Topkapı Palace Museum: Tower of Justice


The basic functions of government, to an even greater extent than those of religion, are
similar in all societies: administration, legislation, and the dispensing of justice. But the
architectural needs differ according to the nature of the relationship between the
governing and the governed. Where governmental functions are centralized in the hands
of a single individual, they are simple and may be exercised in the ruler’s residence;
where the functions are shared by many and established as specialized activities, they
become complex and demand distinct structures. There are, however, no basic formal
solutions for governmental architecture, since the practical needs of government may be
met in any sheltered area that has convenient space for deliberation and administration.
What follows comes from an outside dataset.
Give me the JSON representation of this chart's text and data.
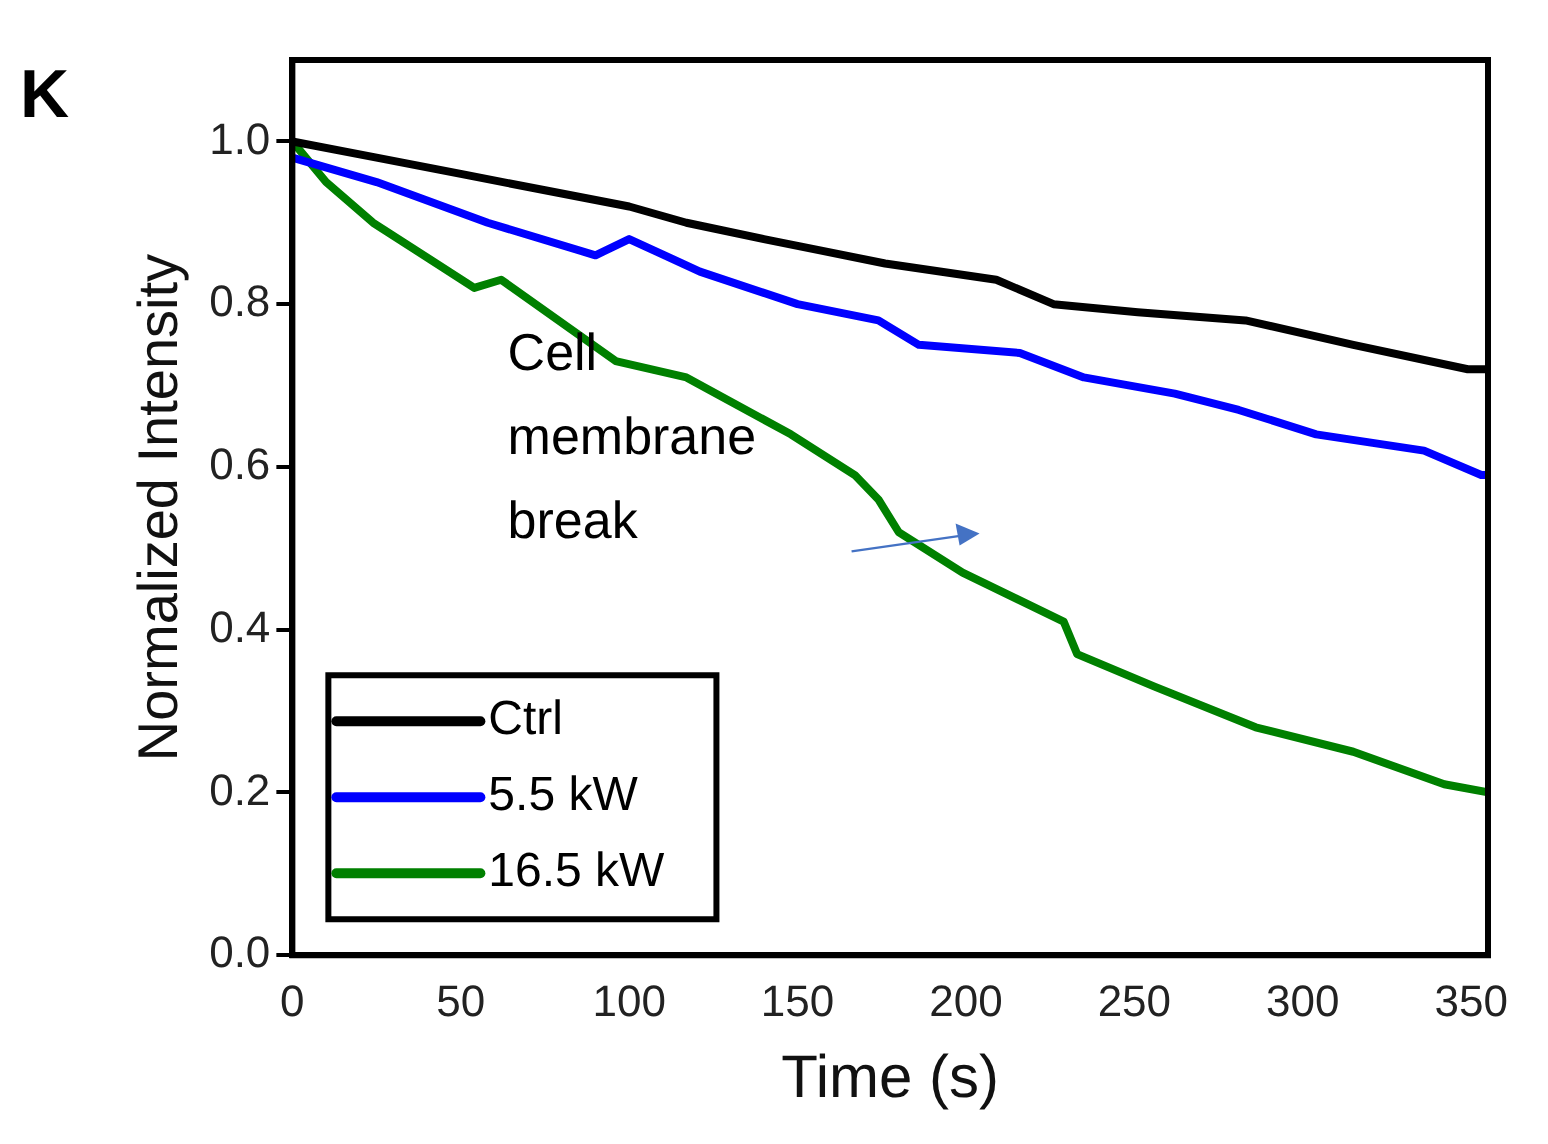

A distinct type is created rather by expressive functions arising from the ideology of the
different systems of political organization (monarchy, theocracy, democracy, etc.) and
from the traditions of the various offices of government (law courts, assembly houses,
city halls, etc.). Governments that exercise power by force rather than by consent tend to
employ the expressive functions of architecture to emphasize their power; they tend to
produce buildings of a monumentality disproportionate to their service to the
community. Those in which the ruler is given divine attributes bring religious
symbolism into architecture. Democratic governments have the responsibility of
expressing in their architecture the aims of the community itself, a difficult task in the
modern world, when the community may be neither small enough to express itself easily
nor homogeneous enough to agree on how to do so.

The simple democratic processes of the Greek city-states and the medieval free towns
produced governmental architecture on a domestic scale, while the Roman Empire and
later monarchies seldom made important distinctions between the palace and the seat of
state functions. The widespread growth of representative government and the increase
in the size and functions of the state in the 19th century created a great variety of
buildings, some for entirely new uses. Some examples are: first, capitols, courthouses,
parliament buildings, printing offices, and mints and, later, post offices,
embassies, archives, secretariats, and even laboratories, when the work, the increased
personnel, and the complexity of mechanical aids demanded specialized architectural
solutions. Bureaucracy, for better or for worse, has made governmental architecture
more important than at any time in history.